Oracle has extensive coverage of High Availability in its documentation. https://docs.oracle.com/cd/B28359_01/server.111/b28281/architectures.htm#CIHDEAGI
They break it down into a large number of possible architectures but the basic products are:
Single Server Clusterware Real Application Clusters (RAC) Data Guard Oracle Streams

Single Server

This is where you have Oracle installed on one server. I don’t consider this a high availability deployment but it is listed on the oracle docs and to be fair, with the options listed it does meet some of the requirements listed in the above definition.
Options in this scenario (and all subsequent ones) are:

Fast Start fault recovery – When a fault is detected, the Oracle database will attempt start up to the last known good point and it will do this automatically.

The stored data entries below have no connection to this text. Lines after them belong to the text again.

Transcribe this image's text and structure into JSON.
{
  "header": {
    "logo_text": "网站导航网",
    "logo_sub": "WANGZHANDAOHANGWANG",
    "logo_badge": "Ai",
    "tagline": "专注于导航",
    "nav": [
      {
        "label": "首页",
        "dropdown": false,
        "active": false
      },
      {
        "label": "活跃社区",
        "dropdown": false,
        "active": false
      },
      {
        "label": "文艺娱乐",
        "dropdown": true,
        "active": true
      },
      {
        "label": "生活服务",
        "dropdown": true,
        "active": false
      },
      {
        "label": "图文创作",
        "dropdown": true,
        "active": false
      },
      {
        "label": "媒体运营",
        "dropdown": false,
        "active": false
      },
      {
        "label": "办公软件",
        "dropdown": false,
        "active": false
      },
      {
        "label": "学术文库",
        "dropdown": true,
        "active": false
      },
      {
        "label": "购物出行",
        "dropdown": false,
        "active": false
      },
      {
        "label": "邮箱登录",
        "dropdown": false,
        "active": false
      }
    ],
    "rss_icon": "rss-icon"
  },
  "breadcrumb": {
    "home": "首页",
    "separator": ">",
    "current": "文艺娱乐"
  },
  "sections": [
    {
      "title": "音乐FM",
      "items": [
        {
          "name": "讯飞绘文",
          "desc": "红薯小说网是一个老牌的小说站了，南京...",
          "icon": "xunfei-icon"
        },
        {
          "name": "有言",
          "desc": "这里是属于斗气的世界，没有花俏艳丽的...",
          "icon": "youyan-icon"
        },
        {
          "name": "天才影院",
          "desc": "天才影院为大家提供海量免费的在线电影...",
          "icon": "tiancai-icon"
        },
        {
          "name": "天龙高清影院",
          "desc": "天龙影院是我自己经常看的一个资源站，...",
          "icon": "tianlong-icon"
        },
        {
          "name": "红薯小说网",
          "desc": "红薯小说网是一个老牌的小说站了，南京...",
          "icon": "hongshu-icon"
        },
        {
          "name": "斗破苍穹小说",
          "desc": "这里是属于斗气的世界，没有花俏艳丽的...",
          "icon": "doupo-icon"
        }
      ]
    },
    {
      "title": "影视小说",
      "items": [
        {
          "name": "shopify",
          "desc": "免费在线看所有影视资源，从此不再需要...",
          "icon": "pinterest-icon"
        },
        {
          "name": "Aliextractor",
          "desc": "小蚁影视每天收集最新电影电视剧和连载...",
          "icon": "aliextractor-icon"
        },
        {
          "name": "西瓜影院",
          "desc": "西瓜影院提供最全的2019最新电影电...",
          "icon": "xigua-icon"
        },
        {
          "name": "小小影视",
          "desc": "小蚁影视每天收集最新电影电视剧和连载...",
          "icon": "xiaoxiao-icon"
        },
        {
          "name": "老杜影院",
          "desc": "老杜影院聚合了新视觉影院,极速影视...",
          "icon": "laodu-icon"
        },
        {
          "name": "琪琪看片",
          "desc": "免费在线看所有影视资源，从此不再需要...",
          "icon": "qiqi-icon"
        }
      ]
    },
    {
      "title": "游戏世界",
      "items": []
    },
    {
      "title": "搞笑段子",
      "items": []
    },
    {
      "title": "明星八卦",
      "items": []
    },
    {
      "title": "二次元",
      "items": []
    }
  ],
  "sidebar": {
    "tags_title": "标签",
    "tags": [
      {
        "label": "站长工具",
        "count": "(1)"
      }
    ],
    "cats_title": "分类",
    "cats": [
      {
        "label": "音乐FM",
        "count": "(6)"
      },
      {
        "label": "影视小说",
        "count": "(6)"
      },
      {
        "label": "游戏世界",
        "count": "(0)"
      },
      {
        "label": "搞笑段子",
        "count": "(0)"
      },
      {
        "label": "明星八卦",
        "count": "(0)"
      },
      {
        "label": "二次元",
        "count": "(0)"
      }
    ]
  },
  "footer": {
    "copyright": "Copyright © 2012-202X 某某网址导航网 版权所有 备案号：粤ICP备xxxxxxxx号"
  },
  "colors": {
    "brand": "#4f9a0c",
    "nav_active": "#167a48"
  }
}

Automatic Storage Management (ASM) – Oracle will take a disk or set of disks as raw devices and manage them for you. It does this in a similar way to a RAID array so that data is duplicated and if it becomes corrupted in one location it can be recovered.

Recovery Manager (RMAN) – Manages backups and recovery. It provides a point in time recovery solution so that you can recover right up to when a failure happens.
There are ore features listed but these are the main ones.

These are all pretty basic and reproduced in most DBMS. Postgres will try to recover from a failure using the WAL files stored and in fact, you can restore from a base_backup plus your stored WAL files yourself. For more features and an interface similar to RMAN, you could use the BARMAN backup and recovery tool from 2ndQuadrant.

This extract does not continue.